Brad Richmond: Not much has changed since the analyst day when we shared with you the long-term business model. Some of the near-term pressures would take that on an annualized basis down to the 9% to 12% range. In terms of actual outlook for next year, we really are going to wait until June and certainly the business momentum in the fourth quarter will be a big factor.

Jeff Bernstein (Lehman Brothers): The Olive Garden comparable outperformed Knapp-Track by close to 9 percentage points, putting up close to a 6% in comparison. The higher items included food and beverage, restaurant labor, and restaurant expenses as a percentage of sales. With such a strong comp, I would have expected leverage to be down year over year in terms of those specific components. Is there anything unique in any of those line items?

Clarence Otis: There was strong operating profit growth at Olive Garden.
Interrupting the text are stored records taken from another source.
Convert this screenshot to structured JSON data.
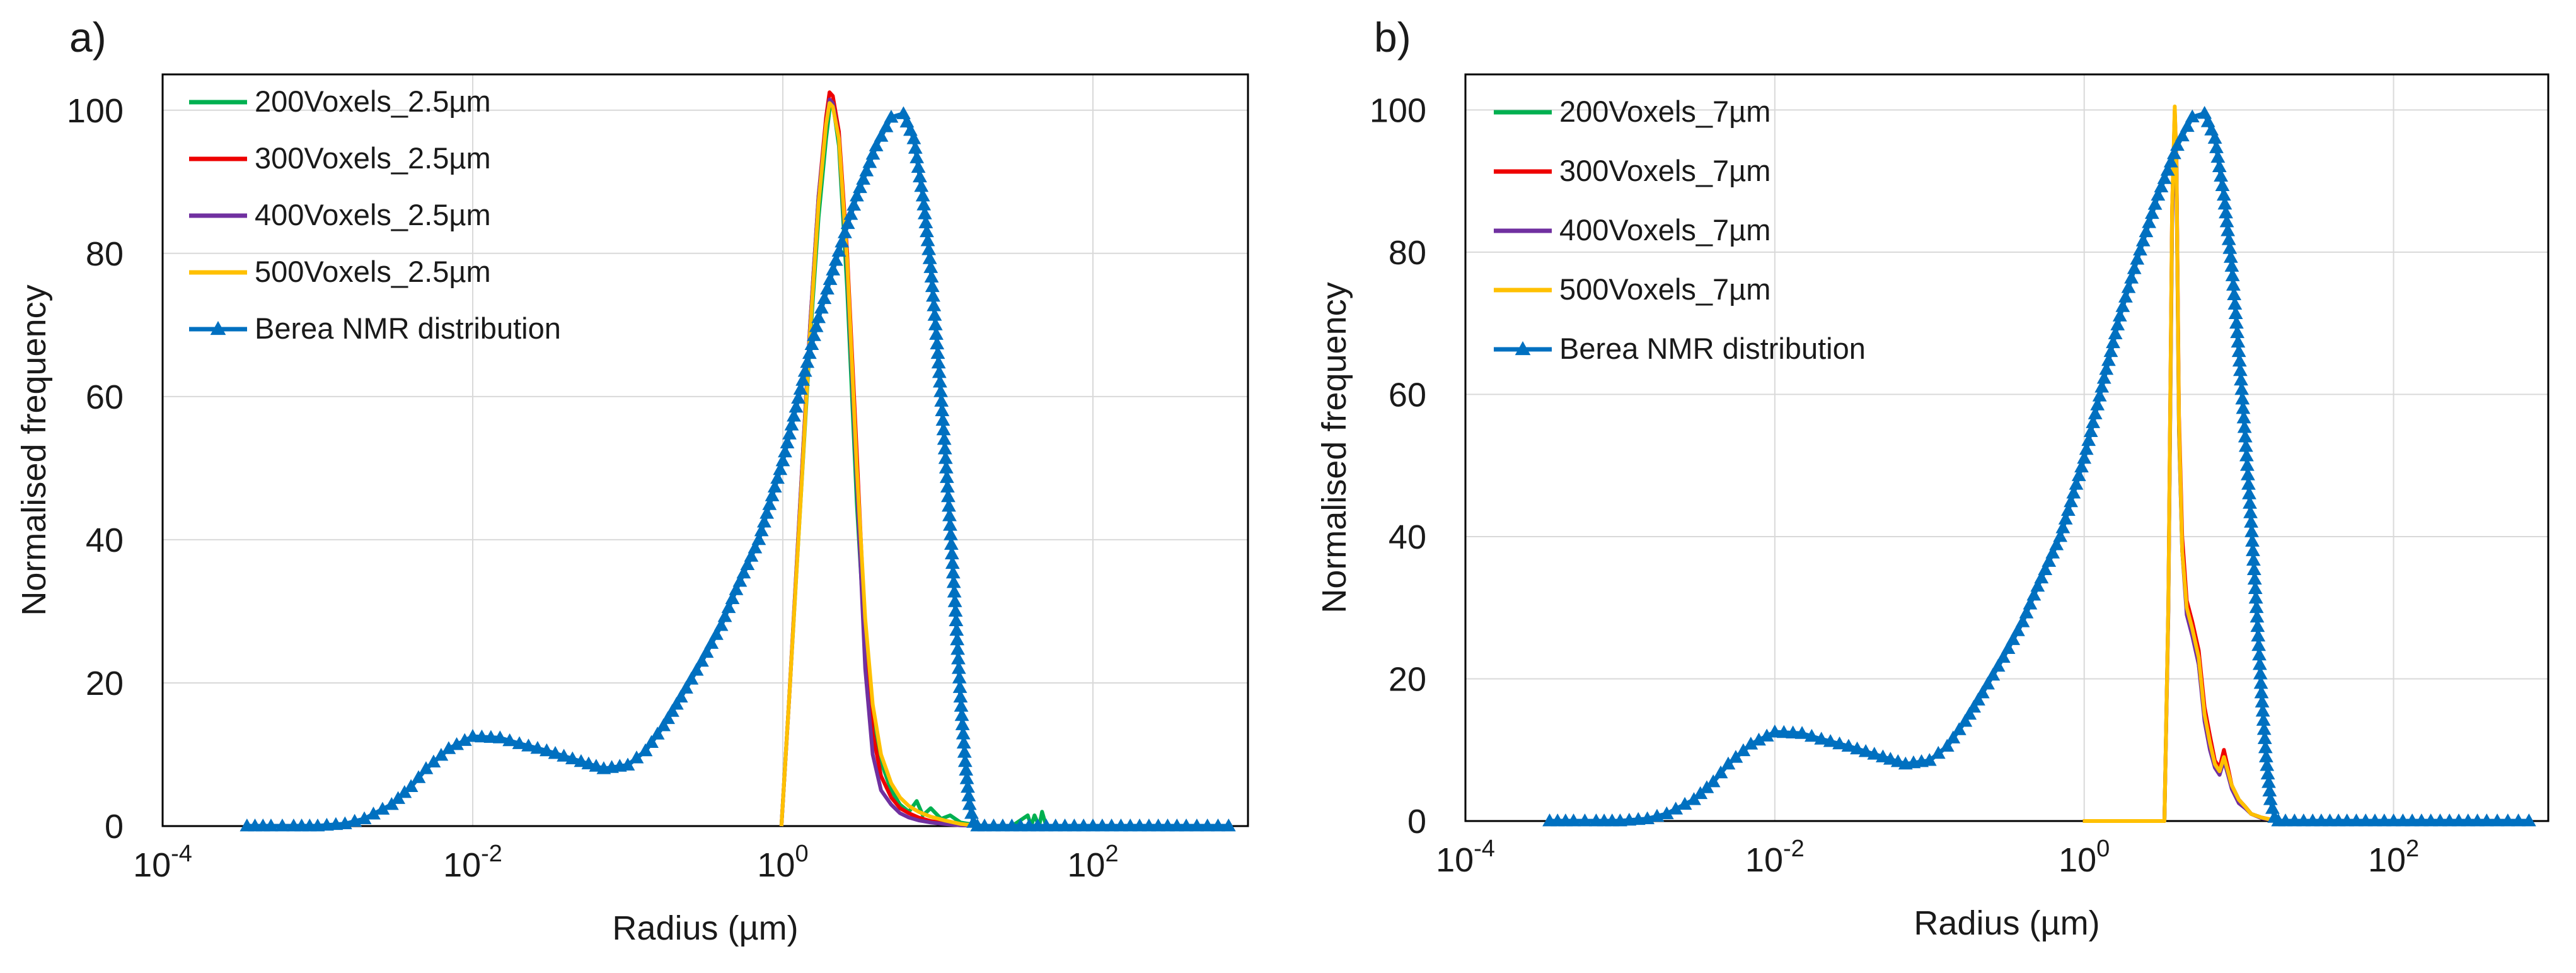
{
  "figure": {
    "panels": [
      {
        "label": "a)"
      },
      {
        "label": "b)"
      }
    ]
  },
  "colors": {
    "green": "#00b050",
    "red": "#ee0000",
    "purple": "#7030a0",
    "yellow": "#ffc000",
    "blue": "#0070c0",
    "axis": "#000000",
    "grid": "#d9d9d9"
  },
  "chart_data": [
    {
      "type": "line",
      "panel_label": "a)",
      "xscale": "log",
      "xlim": [
        0.0001,
        1000
      ],
      "ylim": [
        0,
        105
      ],
      "xlabel": "Radius (µm)",
      "ylabel": "Normalised frequency",
      "xticks": [
        {
          "base": "10",
          "exp": "-4"
        },
        {
          "base": "10",
          "exp": "-2"
        },
        {
          "base": "10",
          "exp": "0"
        },
        {
          "base": "10",
          "exp": "2"
        }
      ],
      "xtick_values": [
        0.0001,
        0.01,
        1,
        100
      ],
      "yticks": [
        0,
        20,
        40,
        60,
        80,
        100
      ],
      "grid": true,
      "legend_position": "top-left",
      "series": [
        {
          "name": "200Voxels_2.5µm",
          "color": "green",
          "marker": "none",
          "x": [
            0.98,
            1.1,
            1.3,
            1.5,
            1.7,
            1.9,
            2.0,
            2.1,
            2.3,
            2.6,
            3.0,
            3.4,
            3.8,
            4.3,
            5.0,
            5.7,
            6.5,
            7.3,
            8.0,
            9.0,
            10.5,
            12.0,
            14.0,
            17.0,
            20.0,
            30.0,
            38.0,
            40.0,
            42.0,
            45.0,
            47.0,
            50.0,
            60.0,
            100.0,
            300.0,
            700.0
          ],
          "y": [
            0,
            18,
            45,
            68,
            85,
            96,
            100,
            101,
            95,
            75,
            45,
            25,
            15,
            9,
            5,
            3,
            2,
            3.5,
            1.5,
            2.5,
            1,
            1.5,
            0.5,
            0.2,
            0,
            0,
            1.5,
            0,
            1.5,
            0,
            2,
            0,
            0,
            0,
            0,
            0
          ]
        },
        {
          "name": "300Voxels_2.5µm",
          "color": "red",
          "marker": "none",
          "x": [
            0.98,
            1.1,
            1.3,
            1.5,
            1.7,
            1.9,
            2.0,
            2.1,
            2.3,
            2.6,
            3.0,
            3.4,
            3.8,
            4.3,
            5.0,
            5.7,
            6.5,
            7.5,
            9.0,
            11.0,
            14.0,
            17.0,
            20.0
          ],
          "y": [
            0,
            18,
            46,
            70,
            88,
            99,
            102.5,
            102,
            97,
            80,
            52,
            27,
            13,
            7,
            4,
            2.5,
            1.8,
            1.2,
            0.7,
            0.4,
            0.2,
            0.1,
            0
          ]
        },
        {
          "name": "400Voxels_2.5µm",
          "color": "purple",
          "marker": "none",
          "x": [
            0.98,
            1.1,
            1.3,
            1.5,
            1.7,
            1.9,
            2.0,
            2.1,
            2.3,
            2.6,
            3.0,
            3.4,
            3.8,
            4.3,
            5.0,
            5.7,
            6.5,
            7.5,
            9.0,
            11.0,
            14.0,
            17.0,
            20.0
          ],
          "y": [
            0,
            18,
            46,
            70,
            88,
            98,
            101.5,
            101,
            96,
            78,
            48,
            22,
            10,
            5,
            3,
            1.8,
            1.2,
            0.8,
            0.5,
            0.3,
            0.1,
            0.05,
            0
          ]
        },
        {
          "name": "500Voxels_2.5µm",
          "color": "yellow",
          "marker": "none",
          "x": [
            0.98,
            1.1,
            1.3,
            1.5,
            1.7,
            1.9,
            2.0,
            2.1,
            2.3,
            2.6,
            3.0,
            3.4,
            3.8,
            4.3,
            5.0,
            5.7,
            6.5,
            7.5,
            9.0,
            11.0,
            14.0,
            17.0,
            20.0
          ],
          "y": [
            0,
            18,
            45,
            69,
            87,
            98,
            101,
            100.5,
            96,
            79,
            50,
            29,
            17,
            10,
            6,
            4,
            2.8,
            2.0,
            1.3,
            0.8,
            0.3,
            0.1,
            0
          ]
        },
        {
          "name": "Berea NMR distribution",
          "color": "blue",
          "marker": "triangle",
          "x": [
            0.00035,
            0.0005,
            0.0007,
            0.001,
            0.0015,
            0.002,
            0.003,
            0.004,
            0.005,
            0.007,
            0.01,
            0.015,
            0.02,
            0.03,
            0.05,
            0.07,
            0.1,
            0.13,
            0.17,
            0.22,
            0.3,
            0.4,
            0.5,
            0.7,
            1.0,
            1.3,
            1.7,
            2.2,
            3.0,
            4.0,
            5.0,
            6.0,
            7.0,
            8.0,
            9.0,
            10.0,
            11.0,
            12.0,
            13.0,
            14.0,
            15.0,
            16.0,
            17.0,
            18.0,
            20.0,
            30.0,
            50.0,
            100.0,
            200.0,
            400.0,
            750.0
          ],
          "y": [
            0,
            0,
            0,
            0,
            0.3,
            1,
            3,
            5.5,
            8,
            10.8,
            12.5,
            12.3,
            11.5,
            10.5,
            9,
            8,
            8.5,
            10.5,
            14,
            18,
            23,
            28,
            33,
            40,
            51,
            61,
            71,
            79,
            88,
            95,
            99,
            99.5,
            96,
            88,
            78,
            66,
            54,
            42,
            30,
            18,
            9,
            3,
            0.5,
            0,
            0,
            0,
            0,
            0,
            0,
            0,
            0
          ]
        }
      ]
    },
    {
      "type": "line",
      "panel_label": "b)",
      "xscale": "log",
      "xlim": [
        0.0001,
        1000
      ],
      "ylim": [
        0,
        105
      ],
      "xlabel": "Radius (µm)",
      "ylabel": "Normalised frequency",
      "xticks": [
        {
          "base": "10",
          "exp": "-4"
        },
        {
          "base": "10",
          "exp": "-2"
        },
        {
          "base": "10",
          "exp": "0"
        },
        {
          "base": "10",
          "exp": "2"
        }
      ],
      "xtick_values": [
        0.0001,
        0.01,
        1,
        100
      ],
      "yticks": [
        0,
        20,
        40,
        60,
        80,
        100
      ],
      "grid": true,
      "legend_position": "top-left",
      "series": [
        {
          "name": "200Voxels_7µm",
          "color": "green",
          "marker": "none",
          "x": [
            0.98,
            1.5,
            2.5,
            3.3,
            3.5,
            3.7,
            3.85,
            3.95,
            4.1,
            4.3,
            4.6,
            5.0,
            5.5,
            6.0,
            6.5,
            7.0,
            7.5,
            8.0,
            8.5,
            9.0,
            10.0,
            11.0,
            12.0,
            14.0,
            17.0,
            20.0,
            50.0,
            100.0,
            300.0,
            700.0
          ],
          "y": [
            0,
            0,
            0,
            0,
            30,
            85,
            99.5,
            92,
            55,
            38,
            30,
            27,
            22,
            15,
            11,
            8,
            7,
            9,
            7,
            5,
            3,
            2,
            1,
            0.5,
            0.1,
            0,
            0,
            0,
            0,
            0
          ]
        },
        {
          "name": "300Voxels_7µm",
          "color": "red",
          "marker": "none",
          "x": [
            0.98,
            1.5,
            2.5,
            3.3,
            3.5,
            3.7,
            3.85,
            3.95,
            4.1,
            4.3,
            4.6,
            5.0,
            5.5,
            6.0,
            6.5,
            7.0,
            7.5,
            8.0,
            8.5,
            9.0,
            10.0,
            11.0,
            12.0,
            14.0,
            17.0,
            20.0
          ],
          "y": [
            0,
            0,
            0,
            0,
            30,
            86,
            100,
            93,
            57,
            40,
            31,
            28,
            24,
            16,
            12,
            8.5,
            7.5,
            10,
            7.5,
            5,
            3,
            2,
            1,
            0.5,
            0.1,
            0
          ]
        },
        {
          "name": "400Voxels_7µm",
          "color": "purple",
          "marker": "none",
          "x": [
            0.98,
            1.5,
            2.5,
            3.3,
            3.5,
            3.7,
            3.85,
            3.95,
            4.1,
            4.3,
            4.6,
            5.0,
            5.5,
            6.0,
            6.5,
            7.0,
            7.5,
            8.0,
            8.5,
            9.0,
            10.0,
            11.0,
            12.0,
            14.0,
            17.0,
            20.0
          ],
          "y": [
            0,
            0,
            0,
            0,
            29,
            84,
            98,
            91,
            55,
            38,
            29,
            26,
            22,
            14,
            10,
            7.5,
            6.5,
            8.5,
            6.5,
            4.5,
            2.5,
            1.8,
            1,
            0.4,
            0.1,
            0
          ]
        },
        {
          "name": "500Voxels_7µm",
          "color": "yellow",
          "marker": "none",
          "x": [
            0.98,
            1.5,
            2.5,
            3.3,
            3.5,
            3.7,
            3.85,
            3.95,
            4.1,
            4.3,
            4.6,
            5.0,
            5.5,
            6.0,
            6.5,
            7.0,
            7.5,
            8.0,
            8.5,
            9.0,
            10.0,
            11.0,
            12.0,
            14.0,
            17.0,
            20.0
          ],
          "y": [
            0,
            0,
            0,
            0,
            30,
            86,
            100.5,
            92,
            56,
            38,
            30,
            27,
            23,
            15,
            11,
            8,
            7,
            9,
            7,
            5,
            3,
            2,
            1,
            0.5,
            0.1,
            0
          ]
        },
        {
          "name": "Berea NMR distribution",
          "color": "blue",
          "marker": "triangle",
          "x": [
            0.00035,
            0.0005,
            0.0007,
            0.001,
            0.0015,
            0.002,
            0.003,
            0.004,
            0.005,
            0.007,
            0.01,
            0.015,
            0.02,
            0.03,
            0.05,
            0.07,
            0.1,
            0.13,
            0.17,
            0.22,
            0.3,
            0.4,
            0.5,
            0.7,
            1.0,
            1.3,
            1.7,
            2.2,
            3.0,
            4.0,
            5.0,
            6.0,
            7.0,
            8.0,
            9.0,
            10.0,
            11.0,
            12.0,
            13.0,
            14.0,
            15.0,
            16.0,
            17.0,
            18.0,
            20.0,
            30.0,
            50.0,
            100.0,
            200.0,
            400.0,
            750.0
          ],
          "y": [
            0,
            0,
            0,
            0,
            0.3,
            1,
            3,
            5.5,
            8,
            10.8,
            12.5,
            12.3,
            11.5,
            10.5,
            9,
            8,
            8.5,
            10.5,
            14,
            18,
            23,
            28,
            33,
            40,
            51,
            61,
            71,
            79,
            88,
            95,
            99,
            99.5,
            96,
            88,
            78,
            66,
            54,
            42,
            30,
            18,
            9,
            3,
            0.5,
            0,
            0,
            0,
            0,
            0,
            0,
            0,
            0
          ]
        }
      ]
    }
  ]
}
At the Darden level, the blended comparable was about 1.3% and a solid blended comparable, especially compared to an industry that was down 3%. We think the operating profit leverage that we got out of that is what you would expect out of 1.3% on the total enterprise basis, a little bit more in this environment than you might otherwise expect because of some of the acquisition synergies.

Joseph Buckley (Bear Stearns): Concerning Olive Garden, where the comparable was about 6%, why would labor and restaurant operating expenses be up as a percent of sales?

Brad Richmond: Firstly, given the environment that we are in and the pressures that we are facing, we are pleased with Olive Garden''s performance. The higher number of restaurant openings and the initial inefficiencies and pre-opening costs that you incur with those also influence those lines rather significantly.